Potential Liabilities of Auditors

When an auditor signs off on financial statements, they take on a significant responsibility. But what happens if those statements are found to be incorrect or misleading? In this section, we’ll explore the potential liabilities of auditors to companies, shareholders, and third parties.

Liability for Audit Failures

The Civil Code (CC) provides for certain liabilities of auditors in relation to their audit work.
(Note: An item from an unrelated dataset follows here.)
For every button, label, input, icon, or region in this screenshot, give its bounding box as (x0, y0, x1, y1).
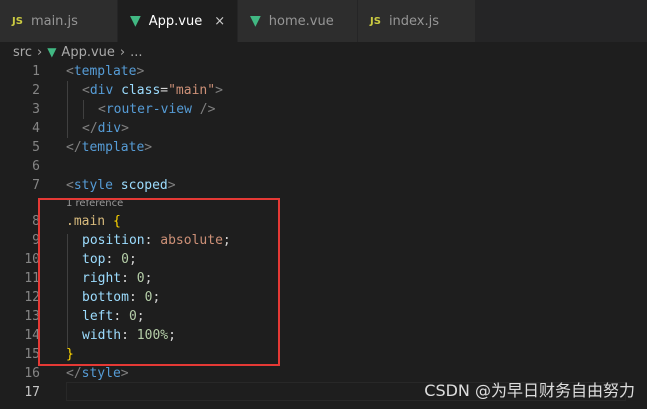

These include:

  • Failure to Perform Duties Properly: If an auditor fails to perform their duties properly and the financial statements they signed are incorrect, they may face liability (Article 401, CC).
  • Involvement in Company Transactions: An auditor who is involved in a transaction with a company they audit may be held liable if that transaction results in harm to the company or its shareholders (Article 402, CC).
  • Failure to Detect Irregularities: If an auditor fails to detect any irregularities or inaccuracies in financial statements and this failure causes any harm to third parties, including investors, they can also face liability.

Auditor Responsibilities

In addition to performing their duties properly, auditors have a responsibility to disclose information about which they have knowledge that is important for the preparation of financial statements (Article 405, CC). If an auditor fails to meet these responsibilities, they may be held liable.

Determining Liability

The liability of auditors is determined on a case-by-case basis. The audited accounts must be signed by at least one auditor and contain their audit opinion. If there are any irregularities or inaccuracies in the financial statements, the auditor’s responsibility can be triggered.